RABAT, — Morocco’s government has delayed sending a contentious legal-profession reform bill to parliament after weeks of nationwide strikes by lawyers, opening negotiations aimed at ending one of the justice sector’s sharpest standoffs in recent years. Omar Mahmoud Bendjelloun, a board member of the Association of Moroccan Bars (ABAM), said Prime Minister Aziz Akhannouch pledged to personally oversee talks and set up a joint commission of government officials and legal practitioners to rework disputed provisions.
The draft law, initiated by Justice Minister Abdellatif Ouahbi and approved by cabinet in December, was presented as a modernization and anti-corruption measure. But lawyers argued key clauses threatened professional independence and due-process safeguards inside the bar system. A central flashpoint was a provision that would give courts direct disciplinary authority over lawyers—powers traditionally exercised by bar bodies. That point helped trigger rolling strike actions and a large demonstration in Rabat earlier this month, where black-robed lawyers demanded a participatory rewrite.
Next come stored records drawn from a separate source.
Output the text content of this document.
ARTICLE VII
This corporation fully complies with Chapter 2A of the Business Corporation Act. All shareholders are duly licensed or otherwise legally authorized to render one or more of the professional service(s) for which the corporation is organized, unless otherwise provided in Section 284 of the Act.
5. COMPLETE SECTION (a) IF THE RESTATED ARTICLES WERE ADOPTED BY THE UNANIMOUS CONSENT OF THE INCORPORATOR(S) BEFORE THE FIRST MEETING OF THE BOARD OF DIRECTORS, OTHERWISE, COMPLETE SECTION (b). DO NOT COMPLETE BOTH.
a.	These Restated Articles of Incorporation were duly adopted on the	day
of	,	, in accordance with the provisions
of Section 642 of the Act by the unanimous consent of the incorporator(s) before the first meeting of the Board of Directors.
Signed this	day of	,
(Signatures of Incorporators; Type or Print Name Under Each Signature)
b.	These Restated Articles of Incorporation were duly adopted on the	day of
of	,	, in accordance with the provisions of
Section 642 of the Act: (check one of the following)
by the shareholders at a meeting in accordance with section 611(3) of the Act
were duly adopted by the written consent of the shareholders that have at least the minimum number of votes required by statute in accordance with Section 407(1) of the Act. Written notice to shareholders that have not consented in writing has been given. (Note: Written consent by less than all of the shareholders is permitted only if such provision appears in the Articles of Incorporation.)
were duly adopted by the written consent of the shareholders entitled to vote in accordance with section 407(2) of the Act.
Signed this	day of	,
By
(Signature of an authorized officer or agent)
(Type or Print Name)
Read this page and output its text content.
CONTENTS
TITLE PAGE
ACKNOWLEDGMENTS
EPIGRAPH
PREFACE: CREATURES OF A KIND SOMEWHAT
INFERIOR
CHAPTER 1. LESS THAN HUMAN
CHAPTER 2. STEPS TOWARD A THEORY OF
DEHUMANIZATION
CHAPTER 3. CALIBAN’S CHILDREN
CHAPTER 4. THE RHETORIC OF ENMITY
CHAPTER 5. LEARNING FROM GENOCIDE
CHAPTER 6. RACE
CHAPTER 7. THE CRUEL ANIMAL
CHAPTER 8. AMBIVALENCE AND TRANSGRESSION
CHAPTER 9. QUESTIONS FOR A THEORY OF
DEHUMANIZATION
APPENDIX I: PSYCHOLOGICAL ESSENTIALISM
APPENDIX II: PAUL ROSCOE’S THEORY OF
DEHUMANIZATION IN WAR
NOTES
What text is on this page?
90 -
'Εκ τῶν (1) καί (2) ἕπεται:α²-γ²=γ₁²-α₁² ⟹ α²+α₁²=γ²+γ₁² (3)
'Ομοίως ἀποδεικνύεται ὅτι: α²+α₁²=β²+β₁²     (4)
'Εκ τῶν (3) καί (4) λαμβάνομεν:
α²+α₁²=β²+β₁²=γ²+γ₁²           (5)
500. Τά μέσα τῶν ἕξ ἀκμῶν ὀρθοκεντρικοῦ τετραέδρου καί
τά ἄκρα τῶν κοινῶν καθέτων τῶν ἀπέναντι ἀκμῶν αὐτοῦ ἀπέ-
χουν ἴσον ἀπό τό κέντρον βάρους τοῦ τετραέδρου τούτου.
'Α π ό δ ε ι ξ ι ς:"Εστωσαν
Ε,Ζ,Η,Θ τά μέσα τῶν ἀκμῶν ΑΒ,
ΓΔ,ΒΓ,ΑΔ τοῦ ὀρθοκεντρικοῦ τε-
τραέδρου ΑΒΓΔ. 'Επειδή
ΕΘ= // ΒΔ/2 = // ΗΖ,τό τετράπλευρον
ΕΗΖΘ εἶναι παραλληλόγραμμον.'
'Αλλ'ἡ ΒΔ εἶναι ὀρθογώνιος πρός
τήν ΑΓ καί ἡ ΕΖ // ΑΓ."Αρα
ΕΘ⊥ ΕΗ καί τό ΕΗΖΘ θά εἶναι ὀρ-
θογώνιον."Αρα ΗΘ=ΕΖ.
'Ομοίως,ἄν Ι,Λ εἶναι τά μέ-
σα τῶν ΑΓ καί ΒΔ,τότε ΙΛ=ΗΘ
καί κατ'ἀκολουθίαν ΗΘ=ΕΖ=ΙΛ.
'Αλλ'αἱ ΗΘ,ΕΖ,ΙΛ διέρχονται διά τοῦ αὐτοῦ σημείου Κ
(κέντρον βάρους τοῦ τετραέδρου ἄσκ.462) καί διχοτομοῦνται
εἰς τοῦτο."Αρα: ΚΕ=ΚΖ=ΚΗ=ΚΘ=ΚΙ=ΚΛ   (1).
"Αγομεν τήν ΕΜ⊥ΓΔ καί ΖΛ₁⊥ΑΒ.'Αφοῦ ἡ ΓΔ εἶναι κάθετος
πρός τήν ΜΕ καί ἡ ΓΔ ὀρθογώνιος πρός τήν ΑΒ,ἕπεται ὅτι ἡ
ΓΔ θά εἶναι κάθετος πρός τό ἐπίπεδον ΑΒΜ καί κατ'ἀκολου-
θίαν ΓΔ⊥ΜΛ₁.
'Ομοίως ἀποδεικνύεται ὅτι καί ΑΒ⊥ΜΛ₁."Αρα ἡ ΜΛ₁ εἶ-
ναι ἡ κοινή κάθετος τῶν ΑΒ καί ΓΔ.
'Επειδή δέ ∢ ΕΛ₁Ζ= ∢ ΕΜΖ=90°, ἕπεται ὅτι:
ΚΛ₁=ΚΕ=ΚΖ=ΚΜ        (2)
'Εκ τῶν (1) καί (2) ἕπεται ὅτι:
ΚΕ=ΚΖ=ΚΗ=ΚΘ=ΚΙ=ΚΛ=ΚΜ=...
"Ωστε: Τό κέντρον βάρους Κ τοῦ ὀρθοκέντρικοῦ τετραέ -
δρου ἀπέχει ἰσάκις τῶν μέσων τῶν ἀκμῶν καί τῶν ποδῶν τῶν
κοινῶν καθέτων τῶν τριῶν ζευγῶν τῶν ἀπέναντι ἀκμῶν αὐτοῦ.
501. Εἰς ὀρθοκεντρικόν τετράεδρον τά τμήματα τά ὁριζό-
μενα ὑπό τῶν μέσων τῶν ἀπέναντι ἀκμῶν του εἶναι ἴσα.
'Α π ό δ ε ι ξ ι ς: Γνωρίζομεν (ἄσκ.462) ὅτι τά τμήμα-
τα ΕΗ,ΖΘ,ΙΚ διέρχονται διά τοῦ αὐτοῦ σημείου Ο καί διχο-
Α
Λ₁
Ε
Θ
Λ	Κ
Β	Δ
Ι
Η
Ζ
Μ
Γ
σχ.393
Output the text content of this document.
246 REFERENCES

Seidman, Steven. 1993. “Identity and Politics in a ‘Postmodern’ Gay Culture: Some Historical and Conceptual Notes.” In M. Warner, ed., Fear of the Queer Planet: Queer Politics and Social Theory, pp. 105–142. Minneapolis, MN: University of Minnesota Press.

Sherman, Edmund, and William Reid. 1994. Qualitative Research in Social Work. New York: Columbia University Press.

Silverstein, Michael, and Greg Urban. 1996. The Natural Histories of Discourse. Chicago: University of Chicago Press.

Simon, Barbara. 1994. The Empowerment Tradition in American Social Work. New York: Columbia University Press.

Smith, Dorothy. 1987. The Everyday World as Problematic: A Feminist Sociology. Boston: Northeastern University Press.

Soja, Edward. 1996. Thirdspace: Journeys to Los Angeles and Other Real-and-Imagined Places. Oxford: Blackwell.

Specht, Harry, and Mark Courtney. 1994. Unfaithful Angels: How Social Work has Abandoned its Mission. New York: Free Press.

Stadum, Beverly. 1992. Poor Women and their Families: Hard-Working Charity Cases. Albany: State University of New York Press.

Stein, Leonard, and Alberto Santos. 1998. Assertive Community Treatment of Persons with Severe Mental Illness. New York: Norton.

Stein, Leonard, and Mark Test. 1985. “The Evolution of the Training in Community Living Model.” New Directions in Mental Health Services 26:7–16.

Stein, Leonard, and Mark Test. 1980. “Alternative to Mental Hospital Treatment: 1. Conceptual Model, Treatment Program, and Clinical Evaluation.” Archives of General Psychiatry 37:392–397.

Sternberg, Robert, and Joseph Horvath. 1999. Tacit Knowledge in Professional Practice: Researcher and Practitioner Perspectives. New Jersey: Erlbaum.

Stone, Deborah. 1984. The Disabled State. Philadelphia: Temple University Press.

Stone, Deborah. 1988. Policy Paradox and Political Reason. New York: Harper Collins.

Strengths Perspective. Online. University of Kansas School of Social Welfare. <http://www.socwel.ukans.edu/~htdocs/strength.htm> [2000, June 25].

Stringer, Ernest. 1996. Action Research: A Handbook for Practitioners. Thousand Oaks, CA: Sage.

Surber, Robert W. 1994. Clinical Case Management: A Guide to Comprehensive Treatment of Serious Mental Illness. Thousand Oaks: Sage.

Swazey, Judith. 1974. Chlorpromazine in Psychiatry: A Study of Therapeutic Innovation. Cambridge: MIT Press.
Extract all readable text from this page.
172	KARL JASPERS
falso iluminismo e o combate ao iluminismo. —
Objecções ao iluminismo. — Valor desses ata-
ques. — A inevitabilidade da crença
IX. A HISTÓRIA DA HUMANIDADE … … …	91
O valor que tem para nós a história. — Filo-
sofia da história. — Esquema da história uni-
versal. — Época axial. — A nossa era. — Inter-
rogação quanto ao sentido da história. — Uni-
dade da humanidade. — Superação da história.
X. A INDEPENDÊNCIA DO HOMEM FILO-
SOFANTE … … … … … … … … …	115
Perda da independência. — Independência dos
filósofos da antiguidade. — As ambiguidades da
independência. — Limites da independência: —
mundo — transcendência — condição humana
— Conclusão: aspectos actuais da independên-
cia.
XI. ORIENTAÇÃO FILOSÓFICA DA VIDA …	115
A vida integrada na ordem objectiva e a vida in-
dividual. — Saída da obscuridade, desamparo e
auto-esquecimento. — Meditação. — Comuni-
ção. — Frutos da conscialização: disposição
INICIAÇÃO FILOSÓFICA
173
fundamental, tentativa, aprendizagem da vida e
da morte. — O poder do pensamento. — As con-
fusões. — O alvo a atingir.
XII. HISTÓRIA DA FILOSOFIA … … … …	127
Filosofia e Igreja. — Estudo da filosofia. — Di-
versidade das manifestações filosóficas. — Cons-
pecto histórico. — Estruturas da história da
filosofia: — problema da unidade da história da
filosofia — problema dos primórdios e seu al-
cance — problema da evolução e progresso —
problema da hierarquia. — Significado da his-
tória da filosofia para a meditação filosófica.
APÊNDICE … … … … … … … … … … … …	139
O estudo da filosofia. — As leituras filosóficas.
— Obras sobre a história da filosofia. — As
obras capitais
Bendjelloun said the government had effectively “taken a step back,” creating what he called a possible way out of the crisis. Ouahbi, speaking previously in parliament, said he was ready to amend or drop provisions deemed harmful, while insisting reform of the profession remains necessary. The immediate effect is de-escalation: lawyers have signaled readiness to re-engage through formal dialogue as referral of the bill is frozen pending commission work.
What happens next will determine whether this is a tactical pause or a substantive policy reset. If the mixed commission produces a text with clearer guarantees on bar autonomy and disciplinary process, the government could recover momentum while avoiding prolonged court disruptions. If not, strike action could return quickly.